Nizar Chouk a expliqué qu’en vertu de ce projet, le contrôle n’est pas centralisé dans une même structure, il est partagé entre plusieurs départements. Le texte ne mentionne pas les coopérations internationales. La Tunisie, un pays consommateur de technologie, n’a pas d’autorité sur son espace virtuel, a-t-il noté.
Cette loi n’a pas tenu compte des open sources (OSINT, Open Source Intelligence), ni considéré le besoin d’un pole de lutte contre la cybercriminalité, a-t-il fait observer.
Les normes de la chaine des preuves (chain of custody) posent également problème, selon Nizar Chouk. Il s’agit du développement des moyens de communication et de criminalité face à des modes traditionnels de traitement et de protection des preuves. Dans ce même contexte, Chouk a insisté sur l’importance de former les magistrats dans ce domaine. “En Tunisie, il n’existe pas de magistrats spécialisés dans la cybercriminalité”. de plus, aucun article de ce projet de loi n’a traité la question de la formation des magistrats dans la cybercriminalité, a-t-il fait observer.
Niza Chouk recommande la création d’un laboratoire spécialisé dans la cybercriminalité.
“La mise en place d’une loi sur la cybercriminalité fait face à une volonté de contrôler ce domaine par les différents établissements de l‘Etat”, a-t-il relevé en conclusion.
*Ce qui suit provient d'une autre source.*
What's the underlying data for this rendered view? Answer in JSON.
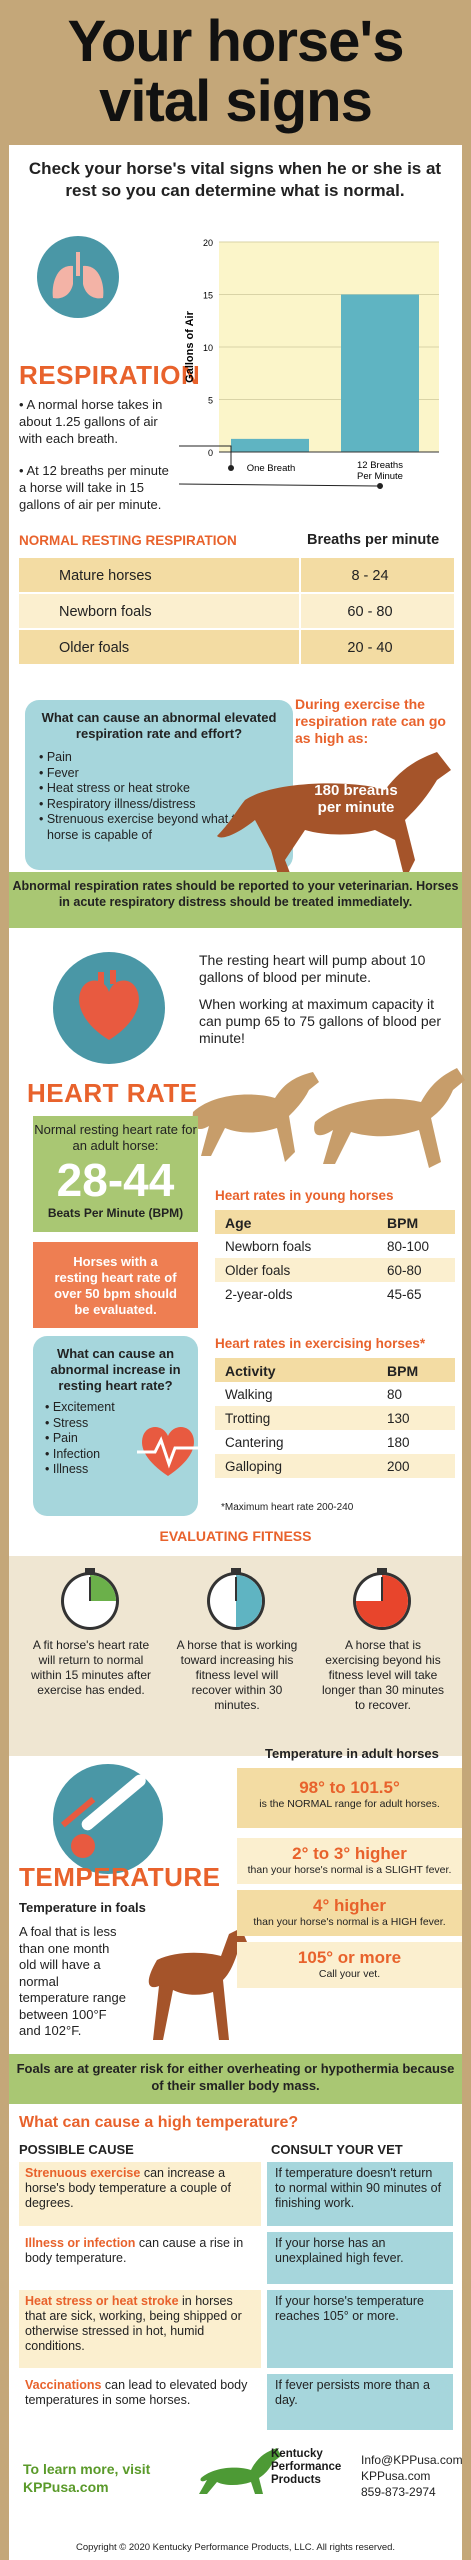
{
  "title": {
    "line1": "Your horse's",
    "line2": "vital signs"
  },
  "intro": "Check your horse's vital signs when he or she is at rest so you can determine what is normal.",
  "respiration": {
    "heading": "RESPIRATION",
    "bullet1": "A normal horse takes in about 1.25 gallons of air with each breath.",
    "bullet2": "At 12 breaths per minute a horse will take in 15 gallons of air per minute.",
    "chart_data": {
      "type": "bar",
      "categories": [
        "One Breath",
        "12 Breaths Per Minute"
      ],
      "values": [
        1.25,
        15
      ],
      "ylabel": "Gallons of Air",
      "ylim": [
        0,
        20
      ],
      "yticks": [
        0,
        5,
        10,
        15,
        20
      ]
    },
    "table_header": "NORMAL RESTING RESPIRATION",
    "table_col": "Breaths per minute",
    "rows": [
      {
        "label": "Mature horses",
        "value": "8 - 24"
      },
      {
        "label": "Newborn foals",
        "value": "60 - 80"
      },
      {
        "label": "Older foals",
        "value": "20 - 40"
      }
    ],
    "cause_title": "What can cause an abnormal elevated respiration rate and effort?",
    "causes": [
      "Pain",
      "Fever",
      "Heat stress or heat stroke",
      "Respiratory illness/distress",
      "Strenuous exercise beyond what the horse is capable of"
    ],
    "exercise_note": "During exercise the respiration rate can go as high as:",
    "max_rate": "180 breaths per minute",
    "warning": "Abnormal respiration rates should be reported to your veterinarian. Horses in acute respiratory distress should be treated immediately."
  },
  "heart": {
    "fact1": "The resting heart will pump about 10 gallons of blood per minute.",
    "fact2": "When working at maximum capacity it can pump 65 to 75 gallons of blood per minute!",
    "heading": "HEART RATE",
    "normal_label": "Normal resting heart rate for an adult horse:",
    "normal_value": "28-44",
    "normal_unit": "Beats Per Minute (BPM)",
    "alert": "Horses with a resting heart rate of over 50 bpm should be evaluated.",
    "cause_title": "What can cause an abnormal increase in resting heart rate?",
    "causes": [
      "Excitement",
      "Stress",
      "Pain",
      "Infection",
      "Illness"
    ],
    "young_title": "Heart rates in young horses",
    "young_cols": [
      "Age",
      "BPM"
    ],
    "young_rows": [
      {
        "label": "Newborn foals",
        "value": "80-100"
      },
      {
        "label": "Older foals",
        "value": "60-80"
      },
      {
        "label": "2-year-olds",
        "value": "45-65"
      }
    ],
    "exercise_title": "Heart rates in exercising horses*",
    "exercise_cols": [
      "Activity",
      "BPM"
    ],
    "exercise_rows": [
      {
        "label": "Walking",
        "value": "80"
      },
      {
        "label": "Trotting",
        "value": "130"
      },
      {
        "label": "Cantering",
        "value": "180"
      },
      {
        "label": "Galloping",
        "value": "200"
      }
    ],
    "footnote": "*Maximum heart rate 200-240"
  },
  "fitness": {
    "heading": "EVALUATING FITNESS",
    "items": [
      "A fit horse's heart rate will return to normal within 15 minutes after exercise has ended.",
      "A horse that is working toward increasing his fitness level will recover within 30 minutes.",
      "A horse that is exercising beyond his fitness level will take longer than 30 minutes to recover."
    ]
  },
  "temperature": {
    "adult_title": "Temperature in adult horses",
    "heading": "TEMPERATURE",
    "foal_title": "Temperature in foals",
    "foal_text": "A foal that is less than one month old will have a normal temperature range between 100°F and 102°F.",
    "ranges": [
      {
        "value": "98° to 101.5°",
        "desc": "is the NORMAL range for adult horses."
      },
      {
        "value": "2° to 3° higher",
        "desc": "than your horse's normal is a SLIGHT fever."
      },
      {
        "value": "4° higher",
        "desc": "than your horse's normal is a HIGH fever."
      },
      {
        "value": "105° or more",
        "desc": "Call your vet."
      }
    ],
    "warning": "Foals are at greater risk for either overheating or hypothermia because of their smaller body mass."
  },
  "high_temp": {
    "heading": "What can cause a high temperature?",
    "col1": "POSSIBLE CAUSE",
    "col2": "CONSULT YOUR VET",
    "rows": [
      {
        "cause_bold": "Strenuous exercise",
        "cause_rest": "can increase a horse's body temperature a couple of degrees.",
        "vet": "If temperature doesn't return to normal within 90 minutes of finishing work."
      },
      {
        "cause_bold": "Illness or infection",
        "cause_rest": "can cause a rise in body temperature.",
        "vet": "If your horse has an unexplained high fever."
      },
      {
        "cause_bold": "Heat stress or heat stroke",
        "cause_rest": "in horses that are sick, working, being shipped or otherwise stressed in hot, humid conditions.",
        "vet": "If your horse's temperature reaches 105° or more."
      },
      {
        "cause_bold": "Vaccinations",
        "cause_rest": "can lead to elevated body temperatures in some horses.",
        "vet": "If fever persists more than a day."
      }
    ]
  },
  "footer": {
    "learn": "To learn more, visit",
    "learn_link": "KPPusa.com",
    "brand1": "Kentucky",
    "brand2": "Performance",
    "brand3": "Products",
    "email": "Info@KPPusa.com",
    "site": "KPPusa.com",
    "phone": "859-873-2974",
    "copyright": "Copyright © 2020 Kentucky Performance Products, LLC. All rights reserved."
  },
  "colors": {
    "orange": "#e8622c",
    "tan": "#c4a779",
    "green": "#a9c773",
    "blue": "#a6d6dc",
    "yellow": "#f3dca3"
  }
}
Selon un rapport publié suite à la visite officielle du Groupe de Travail des Nations Unies sur l’utilisation de mercenaires en Tunisie (du 1er au 8 juillet 2015 ), “quelque 4.000 Tunisiens se trouvent en Syrie, entre 1000 et 1500 en Libye, 200 en Irak, 60 au Mali et 50 au Yémen. Actuellement, quelques 625 combattants qui sont rentrés des zones de conflits sont poursuivis en justice. La plupart des combattants auraient rejoint des groupes takfiristes ou d’autres groupes extrémistes”.